她从师父的怀里离开,端正地跪在一旁,眼神如刀,咬牙切齿地朝她怒火道:
“在师父眼里,徒儿就是这样的人吗?”
“都已经和解了,我也没什么事情了,您非要和自己过不去吗?”
“受伤害的是我,我已经释怀了,您纠结着过去是想干什么?曾经教会我向前看的是您,现在深陷过往的还是您。”
“师父!再提这件事,您给我滚!”
许知秋闻言,脸色一白,心里很不是滋味,支支吾吾半天,更不知道如何劝解。
看着这样的师父,言尘持续输出,一言一行间皆是怒气和责怪,说到实在气恼之处,她甚至都开始指指点点起来。

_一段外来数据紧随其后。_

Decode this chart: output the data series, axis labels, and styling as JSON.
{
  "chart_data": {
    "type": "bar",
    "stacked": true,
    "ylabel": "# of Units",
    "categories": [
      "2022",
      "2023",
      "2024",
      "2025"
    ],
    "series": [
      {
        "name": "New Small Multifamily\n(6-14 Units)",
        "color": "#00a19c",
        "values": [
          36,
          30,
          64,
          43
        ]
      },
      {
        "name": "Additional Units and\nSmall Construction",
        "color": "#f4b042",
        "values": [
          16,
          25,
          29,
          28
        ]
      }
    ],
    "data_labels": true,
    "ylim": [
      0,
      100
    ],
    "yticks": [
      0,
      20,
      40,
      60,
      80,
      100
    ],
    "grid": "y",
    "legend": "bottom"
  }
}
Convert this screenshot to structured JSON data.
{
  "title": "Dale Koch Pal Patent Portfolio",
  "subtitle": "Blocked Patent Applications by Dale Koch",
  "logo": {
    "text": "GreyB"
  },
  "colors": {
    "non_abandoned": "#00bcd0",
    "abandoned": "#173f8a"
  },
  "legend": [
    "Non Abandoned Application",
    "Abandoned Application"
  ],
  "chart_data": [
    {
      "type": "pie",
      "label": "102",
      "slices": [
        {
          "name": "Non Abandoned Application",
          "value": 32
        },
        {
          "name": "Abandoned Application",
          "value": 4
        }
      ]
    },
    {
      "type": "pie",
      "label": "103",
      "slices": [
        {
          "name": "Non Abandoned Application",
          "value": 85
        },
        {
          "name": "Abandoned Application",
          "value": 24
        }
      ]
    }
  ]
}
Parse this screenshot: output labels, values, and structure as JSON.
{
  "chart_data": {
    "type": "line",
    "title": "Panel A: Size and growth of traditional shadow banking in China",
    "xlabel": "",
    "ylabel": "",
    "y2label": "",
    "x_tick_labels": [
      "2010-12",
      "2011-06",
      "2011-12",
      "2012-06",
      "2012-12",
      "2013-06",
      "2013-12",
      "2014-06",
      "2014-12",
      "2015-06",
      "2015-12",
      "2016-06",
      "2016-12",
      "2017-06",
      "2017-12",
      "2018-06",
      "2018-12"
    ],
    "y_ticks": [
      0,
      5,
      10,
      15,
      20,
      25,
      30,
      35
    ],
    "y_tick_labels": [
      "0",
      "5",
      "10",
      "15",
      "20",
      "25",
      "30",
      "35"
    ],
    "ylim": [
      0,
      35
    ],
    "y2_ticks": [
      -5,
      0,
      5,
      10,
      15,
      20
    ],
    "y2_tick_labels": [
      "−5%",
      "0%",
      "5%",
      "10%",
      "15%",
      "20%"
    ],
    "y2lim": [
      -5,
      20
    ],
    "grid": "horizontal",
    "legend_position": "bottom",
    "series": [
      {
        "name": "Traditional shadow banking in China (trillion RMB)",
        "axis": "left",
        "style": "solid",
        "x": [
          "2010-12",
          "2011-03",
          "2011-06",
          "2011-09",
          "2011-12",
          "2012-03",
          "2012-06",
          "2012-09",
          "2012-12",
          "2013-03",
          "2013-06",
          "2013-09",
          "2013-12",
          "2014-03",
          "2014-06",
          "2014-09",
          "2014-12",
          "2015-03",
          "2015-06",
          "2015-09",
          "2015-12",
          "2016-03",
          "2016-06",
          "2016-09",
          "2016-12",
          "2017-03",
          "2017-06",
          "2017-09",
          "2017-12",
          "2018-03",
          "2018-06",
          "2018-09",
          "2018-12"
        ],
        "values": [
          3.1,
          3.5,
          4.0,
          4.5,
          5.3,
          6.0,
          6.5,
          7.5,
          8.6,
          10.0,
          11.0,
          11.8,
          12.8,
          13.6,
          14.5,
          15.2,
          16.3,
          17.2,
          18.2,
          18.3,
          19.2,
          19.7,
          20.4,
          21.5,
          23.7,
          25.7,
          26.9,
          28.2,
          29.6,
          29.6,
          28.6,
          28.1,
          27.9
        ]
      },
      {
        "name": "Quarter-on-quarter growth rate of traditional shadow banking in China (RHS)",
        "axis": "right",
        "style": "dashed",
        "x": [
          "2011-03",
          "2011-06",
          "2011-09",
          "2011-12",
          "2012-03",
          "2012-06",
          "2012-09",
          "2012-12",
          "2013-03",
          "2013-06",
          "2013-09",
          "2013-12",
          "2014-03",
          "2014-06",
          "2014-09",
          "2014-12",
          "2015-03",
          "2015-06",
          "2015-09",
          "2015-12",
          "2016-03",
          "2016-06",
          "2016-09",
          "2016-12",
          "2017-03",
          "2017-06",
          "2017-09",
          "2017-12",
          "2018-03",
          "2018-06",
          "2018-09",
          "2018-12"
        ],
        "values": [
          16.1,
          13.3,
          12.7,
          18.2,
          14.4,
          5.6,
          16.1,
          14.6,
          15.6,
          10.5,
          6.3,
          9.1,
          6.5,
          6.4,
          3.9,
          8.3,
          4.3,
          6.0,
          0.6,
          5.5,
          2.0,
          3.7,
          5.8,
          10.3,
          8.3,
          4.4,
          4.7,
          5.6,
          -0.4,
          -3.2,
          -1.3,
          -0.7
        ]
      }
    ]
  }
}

许知秋听了半天,愣是一声不敢吭,只敢低垂着脑袋,静静听着。
等到言尘说的口干舌燥,心里的怒气散去几分,这才恢复以往的乖巧神色,目不转睛地盯着她看。
“这下,总行了吧。”
简简单单的一句话,似是无声的叹息,又似是宠溺的回应。
却给了许知秋莫大的心安。
她咧着嘴笑着,可眼泪却止不住地流落下来,神情又宠又无奈。
“谢谢你,我的小顽徒。”
“知我心中苦闷,解我三千忧愁。”
言尘蹭的一下就窜进了她的怀里,伸出双臂,朝她奶声奶气地撒着娇。
“抱抱~抱抱我~”
许知秋稳稳地接住她,紧紧抱在怀里,就像抱着她此生的瑰宝一般,紧张又温柔。
她故作凶狠地对她说。
“以后不准再提,听见没?”
许知秋调皮地反问道。
“若是提了呢?”
言尘似笑非笑地看着她,用玩味的语气,一字一顿道:“您可以试一试,什么后果。”